# 2011 Federal Budget



## Ben (Apr 9, 2011)

So how much funding is there for rail in the 2011 federal budget?


----------



## afigg (Apr 9, 2011)

The numbers have not been publicized yet as far as I know. The only info that was posted last night was that $1.5 billion was cut from HSIPR (High Speed and Intercity Passenger Rail). This is probably from $2.5 billion which was in the appropriations bill that originally passed the House last fall, so the HSIPR funding for FY2011 may be $1 billion. But I'm just guessing at this point - and after this much last minute deal making, possibly the congressional staff working on the language of the bill to be voted on are scratching their heads today, trying to remember if was this supposed to be $1 billion or was it $2 billion in this paragraph?

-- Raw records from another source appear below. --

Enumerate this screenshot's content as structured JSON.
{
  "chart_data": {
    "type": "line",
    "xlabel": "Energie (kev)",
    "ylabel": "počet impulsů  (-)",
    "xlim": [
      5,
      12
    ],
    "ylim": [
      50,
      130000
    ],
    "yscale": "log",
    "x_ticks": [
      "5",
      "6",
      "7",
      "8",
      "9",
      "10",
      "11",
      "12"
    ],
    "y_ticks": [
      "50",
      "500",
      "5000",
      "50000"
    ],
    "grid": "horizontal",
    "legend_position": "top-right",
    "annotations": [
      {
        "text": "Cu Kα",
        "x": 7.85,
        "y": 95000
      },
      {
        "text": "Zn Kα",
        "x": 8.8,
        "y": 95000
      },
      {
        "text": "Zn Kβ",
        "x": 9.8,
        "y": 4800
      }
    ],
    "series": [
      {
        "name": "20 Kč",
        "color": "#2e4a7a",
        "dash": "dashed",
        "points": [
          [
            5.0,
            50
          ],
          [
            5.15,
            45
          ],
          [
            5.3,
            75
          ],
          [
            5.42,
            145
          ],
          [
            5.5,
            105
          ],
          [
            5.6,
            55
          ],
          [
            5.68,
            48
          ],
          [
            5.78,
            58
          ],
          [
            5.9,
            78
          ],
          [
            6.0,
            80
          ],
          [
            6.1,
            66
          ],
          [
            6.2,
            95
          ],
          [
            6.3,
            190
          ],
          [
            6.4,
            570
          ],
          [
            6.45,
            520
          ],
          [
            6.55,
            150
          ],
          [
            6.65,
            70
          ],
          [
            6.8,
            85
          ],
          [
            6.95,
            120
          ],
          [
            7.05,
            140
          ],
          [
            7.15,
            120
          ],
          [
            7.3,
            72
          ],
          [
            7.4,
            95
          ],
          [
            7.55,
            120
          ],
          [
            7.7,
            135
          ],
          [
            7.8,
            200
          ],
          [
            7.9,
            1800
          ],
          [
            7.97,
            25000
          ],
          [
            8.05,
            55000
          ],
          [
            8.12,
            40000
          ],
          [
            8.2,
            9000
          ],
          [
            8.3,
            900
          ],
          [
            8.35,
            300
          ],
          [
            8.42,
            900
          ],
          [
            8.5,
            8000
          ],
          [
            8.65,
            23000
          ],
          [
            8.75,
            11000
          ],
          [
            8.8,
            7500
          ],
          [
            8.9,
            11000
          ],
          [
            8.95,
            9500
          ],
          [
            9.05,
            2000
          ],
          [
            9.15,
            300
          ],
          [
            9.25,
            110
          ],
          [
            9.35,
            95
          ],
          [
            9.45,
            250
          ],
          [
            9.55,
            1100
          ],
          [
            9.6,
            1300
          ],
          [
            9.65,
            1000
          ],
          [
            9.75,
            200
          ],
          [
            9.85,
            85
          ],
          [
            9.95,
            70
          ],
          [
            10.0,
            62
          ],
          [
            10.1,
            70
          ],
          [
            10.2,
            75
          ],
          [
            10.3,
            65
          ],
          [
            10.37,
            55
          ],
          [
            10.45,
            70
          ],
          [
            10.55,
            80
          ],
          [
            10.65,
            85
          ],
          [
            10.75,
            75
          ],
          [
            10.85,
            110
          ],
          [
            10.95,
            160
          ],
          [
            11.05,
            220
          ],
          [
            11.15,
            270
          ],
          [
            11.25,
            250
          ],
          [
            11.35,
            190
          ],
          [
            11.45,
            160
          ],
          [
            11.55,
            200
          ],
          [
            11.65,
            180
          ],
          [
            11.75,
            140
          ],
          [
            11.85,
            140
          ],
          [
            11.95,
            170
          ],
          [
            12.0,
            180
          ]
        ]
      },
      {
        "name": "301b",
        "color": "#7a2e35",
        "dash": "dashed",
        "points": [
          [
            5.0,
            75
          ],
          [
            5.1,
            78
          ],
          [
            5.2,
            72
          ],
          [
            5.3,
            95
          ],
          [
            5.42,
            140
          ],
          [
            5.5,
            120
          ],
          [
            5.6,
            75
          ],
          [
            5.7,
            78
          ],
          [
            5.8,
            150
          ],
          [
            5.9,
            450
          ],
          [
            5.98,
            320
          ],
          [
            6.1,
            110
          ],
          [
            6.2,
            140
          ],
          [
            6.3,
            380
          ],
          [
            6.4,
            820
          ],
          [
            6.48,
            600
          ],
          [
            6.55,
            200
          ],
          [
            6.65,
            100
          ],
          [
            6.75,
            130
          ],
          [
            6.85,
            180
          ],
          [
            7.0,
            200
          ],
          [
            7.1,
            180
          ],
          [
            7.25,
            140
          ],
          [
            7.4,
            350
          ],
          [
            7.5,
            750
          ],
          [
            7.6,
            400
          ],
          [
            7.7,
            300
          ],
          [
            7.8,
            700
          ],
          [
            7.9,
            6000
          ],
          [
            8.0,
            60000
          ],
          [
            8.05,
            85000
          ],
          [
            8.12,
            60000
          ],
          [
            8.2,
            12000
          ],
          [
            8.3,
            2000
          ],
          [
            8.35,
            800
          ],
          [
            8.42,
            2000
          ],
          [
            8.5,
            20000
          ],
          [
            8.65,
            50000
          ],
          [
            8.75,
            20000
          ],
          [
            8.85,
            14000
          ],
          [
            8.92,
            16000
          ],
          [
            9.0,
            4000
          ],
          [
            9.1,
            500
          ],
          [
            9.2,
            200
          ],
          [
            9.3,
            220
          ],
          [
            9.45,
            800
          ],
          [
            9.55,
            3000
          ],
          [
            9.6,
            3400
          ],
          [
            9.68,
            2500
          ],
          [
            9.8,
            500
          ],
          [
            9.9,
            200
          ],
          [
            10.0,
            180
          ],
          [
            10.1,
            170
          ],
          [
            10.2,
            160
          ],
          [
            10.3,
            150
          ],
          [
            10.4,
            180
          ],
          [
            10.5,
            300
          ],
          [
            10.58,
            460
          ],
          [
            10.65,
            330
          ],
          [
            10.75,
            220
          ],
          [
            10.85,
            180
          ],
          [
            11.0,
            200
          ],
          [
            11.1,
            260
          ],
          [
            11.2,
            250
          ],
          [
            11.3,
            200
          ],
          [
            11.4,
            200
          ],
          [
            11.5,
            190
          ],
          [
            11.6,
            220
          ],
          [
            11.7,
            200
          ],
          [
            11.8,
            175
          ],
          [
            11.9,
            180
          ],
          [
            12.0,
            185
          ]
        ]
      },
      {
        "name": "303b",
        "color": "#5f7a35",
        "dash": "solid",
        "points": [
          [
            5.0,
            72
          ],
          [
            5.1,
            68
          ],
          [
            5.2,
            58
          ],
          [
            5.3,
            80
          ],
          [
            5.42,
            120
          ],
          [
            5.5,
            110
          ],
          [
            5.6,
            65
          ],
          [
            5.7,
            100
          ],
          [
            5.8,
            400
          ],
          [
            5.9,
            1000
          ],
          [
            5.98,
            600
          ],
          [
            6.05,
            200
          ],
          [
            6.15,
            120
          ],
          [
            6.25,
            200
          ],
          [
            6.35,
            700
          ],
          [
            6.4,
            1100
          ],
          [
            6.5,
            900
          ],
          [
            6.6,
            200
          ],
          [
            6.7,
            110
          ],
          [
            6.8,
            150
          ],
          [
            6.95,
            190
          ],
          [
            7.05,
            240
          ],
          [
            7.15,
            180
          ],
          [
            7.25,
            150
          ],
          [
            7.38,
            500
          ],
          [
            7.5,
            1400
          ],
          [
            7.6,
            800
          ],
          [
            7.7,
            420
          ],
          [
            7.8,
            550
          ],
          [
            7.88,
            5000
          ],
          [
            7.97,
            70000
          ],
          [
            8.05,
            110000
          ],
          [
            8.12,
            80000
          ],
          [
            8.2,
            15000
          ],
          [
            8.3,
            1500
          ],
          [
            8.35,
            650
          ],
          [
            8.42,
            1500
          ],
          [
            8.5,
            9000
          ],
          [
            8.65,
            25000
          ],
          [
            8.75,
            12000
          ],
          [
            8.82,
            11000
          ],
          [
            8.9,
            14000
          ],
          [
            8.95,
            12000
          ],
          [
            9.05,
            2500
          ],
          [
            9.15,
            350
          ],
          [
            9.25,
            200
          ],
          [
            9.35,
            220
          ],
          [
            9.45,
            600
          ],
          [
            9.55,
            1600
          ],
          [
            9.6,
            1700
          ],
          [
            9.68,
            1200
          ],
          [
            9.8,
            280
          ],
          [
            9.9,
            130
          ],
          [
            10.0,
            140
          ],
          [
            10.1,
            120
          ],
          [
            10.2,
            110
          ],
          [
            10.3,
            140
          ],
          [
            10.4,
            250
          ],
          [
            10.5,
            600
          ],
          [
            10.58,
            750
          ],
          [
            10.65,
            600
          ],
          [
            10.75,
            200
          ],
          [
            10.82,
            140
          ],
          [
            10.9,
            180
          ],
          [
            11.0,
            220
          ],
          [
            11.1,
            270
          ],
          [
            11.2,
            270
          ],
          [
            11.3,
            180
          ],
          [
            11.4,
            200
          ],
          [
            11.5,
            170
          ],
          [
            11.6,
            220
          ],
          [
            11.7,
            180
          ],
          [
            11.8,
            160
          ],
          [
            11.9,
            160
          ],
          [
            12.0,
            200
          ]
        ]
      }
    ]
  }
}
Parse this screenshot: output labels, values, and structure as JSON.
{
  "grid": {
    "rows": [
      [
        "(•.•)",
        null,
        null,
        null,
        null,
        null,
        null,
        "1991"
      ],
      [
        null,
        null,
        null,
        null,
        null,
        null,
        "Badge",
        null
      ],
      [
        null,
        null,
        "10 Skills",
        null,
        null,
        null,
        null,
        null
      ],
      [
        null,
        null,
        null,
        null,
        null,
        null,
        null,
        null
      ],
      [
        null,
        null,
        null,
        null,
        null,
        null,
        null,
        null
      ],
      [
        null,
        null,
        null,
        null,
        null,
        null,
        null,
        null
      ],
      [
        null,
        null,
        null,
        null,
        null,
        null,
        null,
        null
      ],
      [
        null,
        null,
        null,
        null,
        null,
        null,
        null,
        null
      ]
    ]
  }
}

No idea how much Amtrak ended up with. The FY2011 appropriations bill that almost made through the Senate last December had, IIRC, close to $300 million for Amtrak above the FY2010 amounts for capital funding. But, after the attempts in the House to severely slash the Amtrak funding which failed, don't know where it all ended up. Likely will find out in a few days once the appropriations bill has been posted so the Congresscritters can read it to vote on. However, there is the possibility that the budget deal that was struck last night won't get passed by the House.


----------